Die Kunst sich einzulassen

Ein Erfahrungsbericht meines ersten Psycho-Marathons

In meinen ersten Marathon habe ich mich eher aus Verzweiflung, als aus freier Entscheidung hineingestürzt. Ich war in depressiver Stimmung, mein Leben war zu einer trostlosen Sackgasse geworden und ich hatte Angst zu Handeln, denn ich erwartete nur Schlimmeres. Zuvor hatte ich noch keinerlei therapeutische Erfahrungen. Ein Bekannter legte mir nahe Irma aufzusuchen.

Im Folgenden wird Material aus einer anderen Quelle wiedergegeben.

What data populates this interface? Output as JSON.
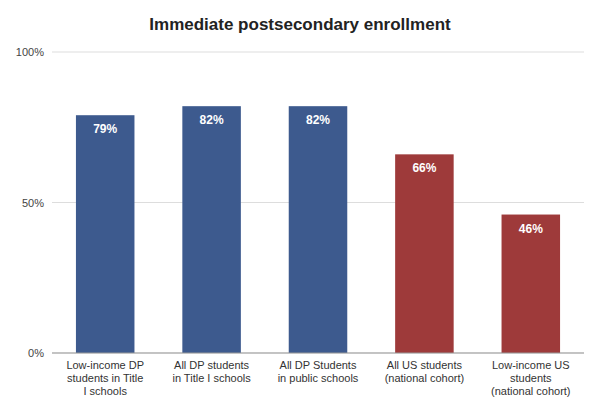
{
  "chart_data": {
    "type": "bar",
    "title": "Immediate postsecondary enrollment",
    "categories": [
      "Low-income DP\nstudents in Title\nI schools",
      "All DP students\nin Title I schools",
      "All DP Students\nin public schools",
      "All US students\n(national cohort)",
      "Low-income US\nstudents\n(national cohort)"
    ],
    "values": [
      79,
      82,
      82,
      66,
      46
    ],
    "value_labels": [
      "79%",
      "82%",
      "82%",
      "66%",
      "46%"
    ],
    "data_labels": true,
    "colors": [
      "#3D5A8E",
      "#3D5A8E",
      "#3D5A8E",
      "#9E3A3A",
      "#9E3A3A"
    ],
    "ylim": [
      0,
      100
    ],
    "yticks": [
      {
        "value": 0,
        "label": "0%"
      },
      {
        "value": 50,
        "label": "50%"
      },
      {
        "value": 100,
        "label": "100%"
      }
    ],
    "grid": true
  }
}
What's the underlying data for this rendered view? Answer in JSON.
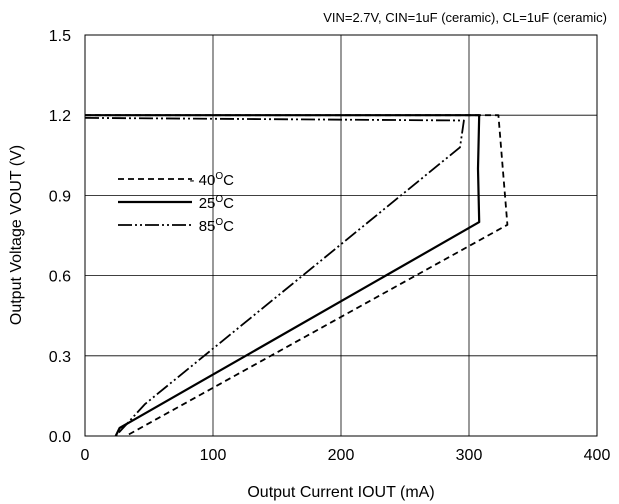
{
  "chart_data": {
    "type": "line",
    "conditions": "VIN=2.7V, CIN=1uF (ceramic), CL=1uF (ceramic)",
    "xlabel": "Output Current IOUT (mA)",
    "ylabel": "Output Voltage VOUT (V)",
    "xlim": [
      0,
      400
    ],
    "ylim": [
      0,
      1.5
    ],
    "xticks": [
      "0",
      "100",
      "200",
      "300",
      "400"
    ],
    "yticks": [
      "0.0",
      "0.3",
      "0.6",
      "0.9",
      "1.2",
      "1.5"
    ],
    "grid": true,
    "legend_position": "left",
    "series": [
      {
        "name_parts": [
          "- 40",
          "O",
          "C"
        ],
        "style": "dashed",
        "points": [
          [
            0,
            1.2
          ],
          [
            323,
            1.2
          ],
          [
            330,
            0.79
          ],
          [
            32,
            0.0
          ]
        ]
      },
      {
        "name_parts": [
          "25",
          "O",
          "C"
        ],
        "style": "solid",
        "points": [
          [
            0,
            1.2
          ],
          [
            308,
            1.2
          ],
          [
            307,
            1.0
          ],
          [
            308,
            0.8
          ],
          [
            27,
            0.03
          ],
          [
            24,
            0.0
          ]
        ]
      },
      {
        "name_parts": [
          "85",
          "O",
          "C"
        ],
        "style": "dash-dot-dot",
        "points": [
          [
            0,
            1.19
          ],
          [
            296,
            1.18
          ],
          [
            293,
            1.08
          ],
          [
            47,
            0.12
          ],
          [
            24,
            0.0
          ]
        ]
      }
    ]
  }
}
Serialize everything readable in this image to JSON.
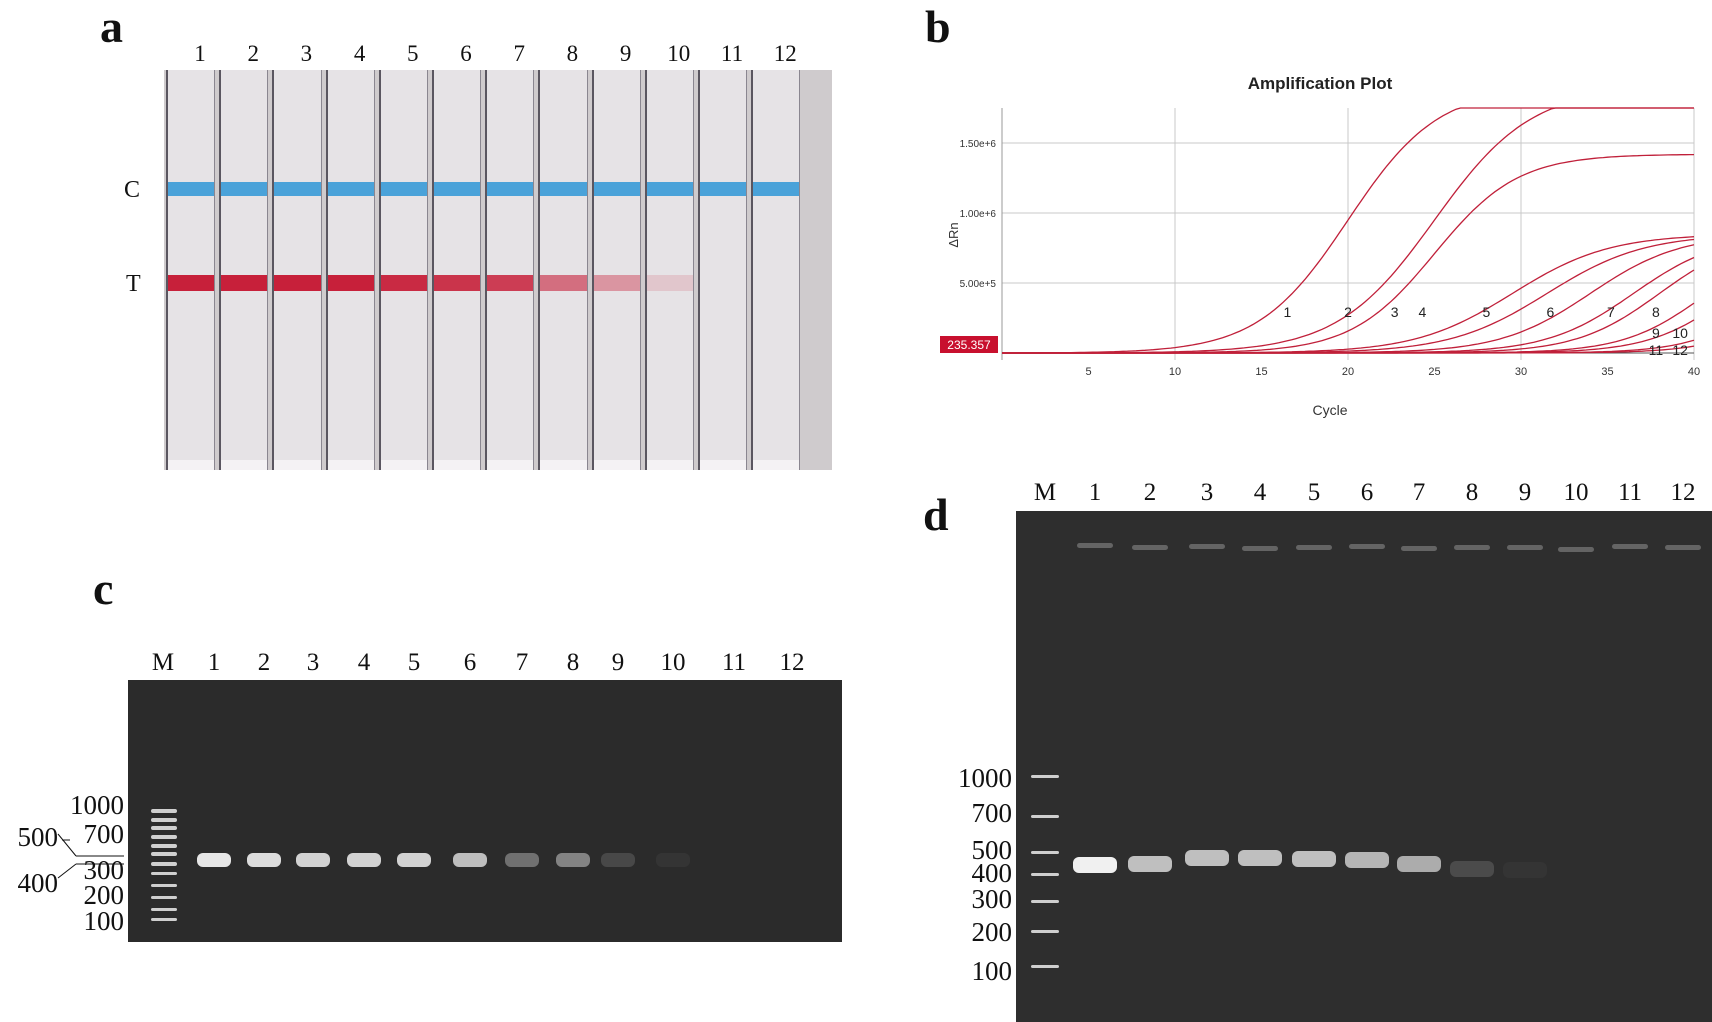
{
  "panels": {
    "a": {
      "letter": "a",
      "lanes": [
        "1",
        "2",
        "3",
        "4",
        "5",
        "6",
        "7",
        "8",
        "9",
        "10",
        "11",
        "12"
      ],
      "control_label": "C",
      "test_label": "T",
      "test_line_intensity": [
        1.0,
        1.0,
        1.0,
        1.0,
        0.95,
        0.9,
        0.85,
        0.6,
        0.4,
        0.15,
        0,
        0
      ],
      "colors": {
        "control_line": "#4aa2d9",
        "test_line": "#c7203a"
      }
    },
    "b": {
      "letter": "b",
      "chart_data": {
        "type": "line",
        "title": "Amplification Plot",
        "xlabel": "Cycle",
        "ylabel": "ΔRn",
        "xlim": [
          0,
          40
        ],
        "ylim": [
          -50000,
          1750000
        ],
        "x_ticks": [
          "5",
          "10",
          "15",
          "20",
          "25",
          "30",
          "35",
          "40"
        ],
        "y_ticks": [
          "5.00e+5",
          "1.00e+6",
          "1.50e+6"
        ],
        "y_tick_values": [
          500000,
          1000000,
          1500000
        ],
        "threshold_label": "235.357",
        "grid": true,
        "series": [
          {
            "name": "1",
            "ct_label_x": 16.5,
            "midpoint": 20.0,
            "plateau": 1900000,
            "slope": 2.6
          },
          {
            "name": "2",
            "ct_label_x": 20.0,
            "midpoint": 25.0,
            "plateau": 1900000,
            "slope": 2.8
          },
          {
            "name": "3",
            "ct_label_x": 22.7,
            "midpoint": 25.0,
            "plateau": 1420000,
            "slope": 2.4
          },
          {
            "name": "4",
            "ct_label_x": 24.3,
            "midpoint": 29.5,
            "plateau": 850000,
            "slope": 2.8
          },
          {
            "name": "5",
            "ct_label_x": 28.0,
            "midpoint": 31.5,
            "plateau": 850000,
            "slope": 2.8
          },
          {
            "name": "6",
            "ct_label_x": 31.7,
            "midpoint": 34.0,
            "plateau": 850000,
            "slope": 2.6
          },
          {
            "name": "7",
            "ct_label_x": 35.2,
            "midpoint": 36.5,
            "plateau": 850000,
            "slope": 2.5
          },
          {
            "name": "8",
            "ct_label_x": 37.8,
            "midpoint": 38.0,
            "plateau": 850000,
            "slope": 2.4
          },
          {
            "name": "9",
            "ct_label_x": 37.8,
            "midpoint": 40.5,
            "plateau": 800000,
            "slope": 2.3
          },
          {
            "name": "10",
            "ct_label_x": 39.2,
            "midpoint": 42.0,
            "plateau": 800000,
            "slope": 2.3
          },
          {
            "name": "11",
            "ct_label_x": 37.8,
            "midpoint": 44.5,
            "plateau": 800000,
            "slope": 2.2
          },
          {
            "name": "12",
            "ct_label_x": 39.2,
            "midpoint": 46.0,
            "plateau": 800000,
            "slope": 2.2
          }
        ],
        "colors": {
          "line": "#c0203a",
          "threshold_box": "#c8102e",
          "grid": "#c8c8c8"
        }
      }
    },
    "c": {
      "letter": "c",
      "lanes": [
        "M",
        "1",
        "2",
        "3",
        "4",
        "5",
        "6",
        "7",
        "8",
        "9",
        "10",
        "11",
        "12"
      ],
      "marker_labels_right": [
        "1000",
        "700",
        "300",
        "200",
        "100"
      ],
      "marker_labels_left": [
        "500",
        "400"
      ],
      "band_intensity": [
        0.95,
        0.9,
        0.85,
        0.85,
        0.85,
        0.75,
        0.35,
        0.45,
        0.15,
        0.05,
        0,
        0
      ]
    },
    "d": {
      "letter": "d",
      "lanes": [
        "M",
        "1",
        "2",
        "3",
        "4",
        "5",
        "6",
        "7",
        "8",
        "9",
        "10",
        "11",
        "12"
      ],
      "marker_labels": [
        "1000",
        "700",
        "500",
        "400",
        "300",
        "200",
        "100"
      ],
      "band_intensity": [
        1.0,
        0.75,
        0.75,
        0.75,
        0.75,
        0.7,
        0.65,
        0.15,
        0.03,
        0,
        0,
        0
      ]
    }
  }
}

Ich bin zuerst in die offene Selbsterfahrungsgruppe gegangen, dort habe ich mich spontan zum Marathon angemeldet.
 
Der Marathon startete kurz vor Mitternacht. Nach dem "Einchecken" setzten wir uns in den Kreis. Irma erzählte was in einem Marathon passiert und was das Ziel eines Marathons ist. Als ich hörte, dass wir zwei Nächte und Tage nicht schlafen, nicht essen und immer zusammen sein würden, war ich bedient. Und dann kam das Allerschlimmste, Irma wollte von uns wissen, was wir von dem Marathon erwarten und sie hoffte, dass wir viel erwarten. Diese große Erwartungshaltung an mich, das hat mir gereicht, ich wollte am liebsten gleich wieder gehen. Ich wusste nicht was ich wollte und von der ganzen Struktur, die mir fremd war, fühlte ich mich mal wieder unter einem alt bekannten Leistungsdruck. Als ich das mitgeteilt hatte, meinte Irma dazu, dass wir zuerst klären müssen was mir fehlte. Das wusste ich sofort, mir fehle eine Partner, ein Job, Geld und eine Wohnung und ich glaubte nicht, dass ich es hier bekommen könnte. Es wurde mir bestätigt, dass hier keine Wohnungen und keine Jobs vermittelt werden würden. Ich hatte nichts zu verlieren.
 
Irgendwann haben wir das Umarmen geübt. Nach ein paar Umarmungen wollte ich nicht mehr, ich habe mich an den Rand gesetzt. Dann kam ihr Assistent zu mir und sagte nur:" Mach´s trotzdem." Ich habe gehorcht, was ich normalerweise nicht mache. Bei den nächsten Umarmungen kamen mir immer mehr die Tränen. Die körperliche Nähe, die einfach herzlich und nicht sexuell war, hat mich sehr berührt. Ich hatte das Gefühl, ich würde schmelzen, mich auflösen. Anschließend haben wir getanzt, Meditationen und Schreibübungen gemacht, ich fand meinen Spaß daran und habe den Überblick verloren. Plötzlich fühlte ich mich kraftvoll und ich war gerne dabei.
 
Ich weiß noch, dass wir einen Lieblingspartner wählen sollten, mit dem wir jede Teepause verbringen sollten, der für uns immer da war und umgekehrt. Es hat mir gefallen, dass jemand immer für mich da war. Immer wieder hatte ich einen "Hänger" und habe gedacht, ich kann nicht mehr, aber die Energie der Gruppe war so stark, dass diese Phasen vorbei gingen. Es ist als würde man getragen werden. Mein Wohlempfinden weitete sich auf die ganze Gruppe aus.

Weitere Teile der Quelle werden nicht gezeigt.